Dermatologists crucial to managing side effects of EGFR inhibitor treatment for NSCLC

Tristan Manalac
09 Nov 2020

The use of epidermal growth factor receptor (EGFR) inhibitors for the treatment of nonsmall cell lung cancer (NSCLC) commonly triggers cutaneous side effects, which often leads to drug reductions or discontinuation, reports a new study at the recently concluded 2020 Virtual Congress of the European Academy of Dermatology and Venereology (EADV 2020).

While these toxicities could negatively impact oncologic outcomes, a multidisciplinary approach to their management could substantially soften the blow, according to the researchers.

The prospective observational study included 87 consecutive patients (mean age, 67±11 years; 42.5 percent male) with advanced NSCLC, of whom 81.6 percent had cutaneous reactions to treatment. Most of them (41 percent) had two side effects, while 37 percent and 22 percent had only one and three or more reactions, respectively. All patients had been treated with EGFR tyrosine kinase inhibitors from January to August 2019. [EADV 2020, abstract P0102]

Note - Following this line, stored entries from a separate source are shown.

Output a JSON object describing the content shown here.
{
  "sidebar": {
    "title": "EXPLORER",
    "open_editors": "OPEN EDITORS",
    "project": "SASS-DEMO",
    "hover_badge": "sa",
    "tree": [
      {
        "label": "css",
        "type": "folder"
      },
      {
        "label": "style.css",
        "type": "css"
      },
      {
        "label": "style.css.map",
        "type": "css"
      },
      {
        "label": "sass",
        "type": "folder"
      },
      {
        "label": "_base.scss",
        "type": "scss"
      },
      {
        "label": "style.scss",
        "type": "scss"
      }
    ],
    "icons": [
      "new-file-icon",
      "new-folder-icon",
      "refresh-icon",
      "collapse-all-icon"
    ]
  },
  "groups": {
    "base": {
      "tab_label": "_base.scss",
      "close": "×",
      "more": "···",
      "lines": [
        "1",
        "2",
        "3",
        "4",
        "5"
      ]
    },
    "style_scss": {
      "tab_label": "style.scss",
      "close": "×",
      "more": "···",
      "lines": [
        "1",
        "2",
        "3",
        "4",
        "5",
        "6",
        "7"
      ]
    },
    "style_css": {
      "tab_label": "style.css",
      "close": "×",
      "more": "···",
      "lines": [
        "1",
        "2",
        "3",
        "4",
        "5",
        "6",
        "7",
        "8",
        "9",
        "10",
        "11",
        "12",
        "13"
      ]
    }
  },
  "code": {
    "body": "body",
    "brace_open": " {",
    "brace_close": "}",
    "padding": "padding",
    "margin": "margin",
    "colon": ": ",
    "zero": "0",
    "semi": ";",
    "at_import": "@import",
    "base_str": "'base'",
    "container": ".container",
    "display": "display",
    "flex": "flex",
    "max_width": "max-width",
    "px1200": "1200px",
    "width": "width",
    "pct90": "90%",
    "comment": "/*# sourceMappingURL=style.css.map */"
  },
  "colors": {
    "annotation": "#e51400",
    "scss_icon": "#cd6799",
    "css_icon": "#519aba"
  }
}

Acneiform eruptions were the most common form of cutaneous side effects and were reported in 49 patients, corresponding to an incidence rate of 56.3 percent. Nearly a third of its episodes were only grade 1 in severity, though in seven patients, the eruptions were severe.

Other commonly observed cutaneous reactions were xerosis (48.3 percent), pruritus (24.1 percent), nail changes (39.1 percent), mucositis (29.9 percent), and hair changes (12.6 percent). While the researchers reported severe cases of these toxicities, most were only mildly or moderately severe.  

In response to the cutaneous side effects, oncologists decreased the dose of the EGFR inhibitors in 18 percent of the patients. Treatment was discontinued in 14 percent of those with acneiform eruption, 12 percent with xerosis, and 9 percent with paronychia.

In dealing with the side effects, oncologists opted for a multidisciplinary approach, enlisting the help of dermatology specialists. After the evaluation of the toxicities and the appropriate treatment based on current guidelines, improvements were seen in patients who needed to terminate EGFR inhibitor treatment. After an average of 10±7 days, all oncologic treatment resumed.

The researchers also sought to identify potential predictors of the side effects. They found that the use of Afatinib appeared to significantly raise the likelihood of nail changes (p<0.01) and mucositis (p<0.005), as compared with other agents. No patient-related factors displayed such an interaction with cutaneous toxicities.

“These findings underscore the advantages of a multidisciplinary management of EGFR cutaneous reactions involving dermatologists, as this could lead to lower discontinuation rate of the targeted treatment,” the researchers said.

“Ultimately, because EGFR inhibitor-related cutaneous reactions have a considerable impact on patients’ quality of life, a multidisciplinary approach may also help increase patients’ quality of life,” they added.